[Source: Reuters]
Putting quality over profit during inflationary times, Manila restaurant manager Ely Cundangan has refused to mess with her signature beef marrow stew – the same amount of onions must go in the pot no matter what.
Elected last June, President Ferdinand Marcos Jr has struggled to fulfil campaign promises to bring down inflation, which hit 8.7% in January, driven by an 11.2% jump in food prices, the biggest since 2009.
Like the rest of the world, the Philippines is having to pay a lot more for energy imports, but it is the steepling prices of staple foodstuffs that has become most hard to stomach.
The cost of onions – a mainstay in almost all Philippine dishes – shot up from around pesos 70 pesos ($1.28) a kilo in April to as much as 700 pesos in December, making them more expensive than meat.
Awkwardly for Marcos, who also holds the agriculture portfolio, the onion shortages stemmed largely from import delays. Imported onions, bought mostly from India and China, require sanitary and phytosanitary permits for quarantine and biosecurity purposes.
Acknowledging that part of the fault lay with poor planning, Marcos has acted to speed up imports and prices have tumbled from December’s highs, but rates in a Manila wet market are still around double the year-ago levels.
Consumer frustration is limited for now to social media memes, with some finding humour the best way to deal with hardship.
A bride from Iloilo city became the talk of the town after she walked down the aisle with a bouquet of onions, while one enterprising florist in the capital sold bouquets festooned with onions and chillies for Valentine’s Day.
Earlier this month, a branch of Japan Home Centre, a popular chain of retail stores in Manila, accepted onions as payment for a day, promising to donate the onions to food banks for families unable to afford the staple.
It is not just onions.

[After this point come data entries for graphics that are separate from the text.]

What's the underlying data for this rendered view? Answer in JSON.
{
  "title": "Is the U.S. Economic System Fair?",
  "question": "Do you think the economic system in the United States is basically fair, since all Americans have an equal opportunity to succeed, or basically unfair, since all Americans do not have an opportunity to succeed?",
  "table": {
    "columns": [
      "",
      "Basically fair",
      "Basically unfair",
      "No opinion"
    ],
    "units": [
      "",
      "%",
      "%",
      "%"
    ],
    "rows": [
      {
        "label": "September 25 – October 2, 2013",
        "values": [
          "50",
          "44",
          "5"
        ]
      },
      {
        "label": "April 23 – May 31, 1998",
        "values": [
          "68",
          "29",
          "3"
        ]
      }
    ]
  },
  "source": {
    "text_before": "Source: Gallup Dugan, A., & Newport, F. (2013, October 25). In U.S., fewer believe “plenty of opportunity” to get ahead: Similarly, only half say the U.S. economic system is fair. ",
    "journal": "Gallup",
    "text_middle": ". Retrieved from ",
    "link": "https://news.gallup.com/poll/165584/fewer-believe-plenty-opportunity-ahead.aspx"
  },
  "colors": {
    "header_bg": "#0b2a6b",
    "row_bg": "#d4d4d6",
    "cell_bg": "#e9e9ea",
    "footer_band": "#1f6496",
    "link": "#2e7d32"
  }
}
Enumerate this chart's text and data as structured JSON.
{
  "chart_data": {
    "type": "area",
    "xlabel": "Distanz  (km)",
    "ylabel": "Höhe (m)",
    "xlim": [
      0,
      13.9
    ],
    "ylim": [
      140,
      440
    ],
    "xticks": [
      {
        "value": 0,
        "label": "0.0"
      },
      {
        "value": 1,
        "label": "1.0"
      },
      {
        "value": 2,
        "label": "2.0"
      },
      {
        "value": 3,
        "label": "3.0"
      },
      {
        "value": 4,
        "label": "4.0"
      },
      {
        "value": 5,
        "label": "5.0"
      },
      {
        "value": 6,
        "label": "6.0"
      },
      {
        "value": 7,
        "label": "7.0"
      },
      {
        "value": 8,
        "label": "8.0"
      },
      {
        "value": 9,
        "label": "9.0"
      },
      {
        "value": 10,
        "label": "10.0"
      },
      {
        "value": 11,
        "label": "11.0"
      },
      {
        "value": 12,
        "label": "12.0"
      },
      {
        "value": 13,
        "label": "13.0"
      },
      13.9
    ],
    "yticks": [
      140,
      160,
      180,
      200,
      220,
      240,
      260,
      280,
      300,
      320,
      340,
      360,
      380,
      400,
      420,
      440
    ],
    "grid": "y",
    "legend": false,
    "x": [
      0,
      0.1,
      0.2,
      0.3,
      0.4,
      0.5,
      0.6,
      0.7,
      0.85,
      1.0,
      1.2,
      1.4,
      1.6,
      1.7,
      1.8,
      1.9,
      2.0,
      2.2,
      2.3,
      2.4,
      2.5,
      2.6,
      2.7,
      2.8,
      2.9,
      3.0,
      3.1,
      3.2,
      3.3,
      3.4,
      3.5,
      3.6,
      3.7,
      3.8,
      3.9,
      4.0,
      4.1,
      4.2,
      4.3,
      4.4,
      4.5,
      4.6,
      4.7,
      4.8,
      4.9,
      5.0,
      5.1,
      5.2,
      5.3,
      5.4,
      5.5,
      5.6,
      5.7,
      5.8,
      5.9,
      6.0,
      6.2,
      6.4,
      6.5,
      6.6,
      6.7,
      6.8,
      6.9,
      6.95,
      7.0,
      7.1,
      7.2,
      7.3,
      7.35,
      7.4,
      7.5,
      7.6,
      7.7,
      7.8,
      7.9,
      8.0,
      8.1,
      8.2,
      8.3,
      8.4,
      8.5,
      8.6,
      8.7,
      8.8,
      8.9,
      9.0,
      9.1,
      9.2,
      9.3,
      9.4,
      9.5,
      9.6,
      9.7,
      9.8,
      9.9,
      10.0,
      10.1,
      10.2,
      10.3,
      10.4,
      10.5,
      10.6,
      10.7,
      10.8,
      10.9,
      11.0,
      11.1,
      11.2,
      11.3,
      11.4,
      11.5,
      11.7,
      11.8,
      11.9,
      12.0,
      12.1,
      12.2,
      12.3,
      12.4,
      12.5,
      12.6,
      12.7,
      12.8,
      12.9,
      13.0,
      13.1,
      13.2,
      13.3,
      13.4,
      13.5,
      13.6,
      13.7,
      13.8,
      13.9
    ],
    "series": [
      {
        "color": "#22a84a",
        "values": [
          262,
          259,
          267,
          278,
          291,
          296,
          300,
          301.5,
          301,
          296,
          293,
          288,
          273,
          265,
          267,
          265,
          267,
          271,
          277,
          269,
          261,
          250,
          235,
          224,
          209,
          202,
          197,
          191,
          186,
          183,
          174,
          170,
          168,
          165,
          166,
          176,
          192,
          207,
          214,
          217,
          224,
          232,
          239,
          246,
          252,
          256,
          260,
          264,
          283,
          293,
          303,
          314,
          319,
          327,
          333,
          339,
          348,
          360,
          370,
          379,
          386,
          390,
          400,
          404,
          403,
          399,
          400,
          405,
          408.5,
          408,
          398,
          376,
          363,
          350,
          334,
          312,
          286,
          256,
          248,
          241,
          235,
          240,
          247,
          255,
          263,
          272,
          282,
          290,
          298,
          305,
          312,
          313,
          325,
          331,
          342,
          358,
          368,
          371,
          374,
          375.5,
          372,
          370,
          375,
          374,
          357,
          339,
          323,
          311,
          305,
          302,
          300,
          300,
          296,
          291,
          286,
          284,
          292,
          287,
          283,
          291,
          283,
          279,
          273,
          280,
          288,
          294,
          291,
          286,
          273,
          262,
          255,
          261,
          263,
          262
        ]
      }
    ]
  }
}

Steep price rises for eggs and sugar have also whacked up the cost of putting food on the table.
Due to import delays and damage to crops from bad weather, the price of a kilo of sugar has nearly doubled to 100 pesos from a year ago, hitting beverage companies, while eggs, which cost 6 pesos a piece last year, were now selling at 10 pesos, as hatcheries are still reeling from outbreaks of avian flu.
Opposition politicians have criticised Marcos for not acting sooner to control spiralling prices, saying he should relinquish the agriculture portfolio and appoint a minister who can dedicate himself to the task.
And farmers are worried that the belated surge in imports will end up weakening prices just as they take their own onions to market during the February to April harvest season.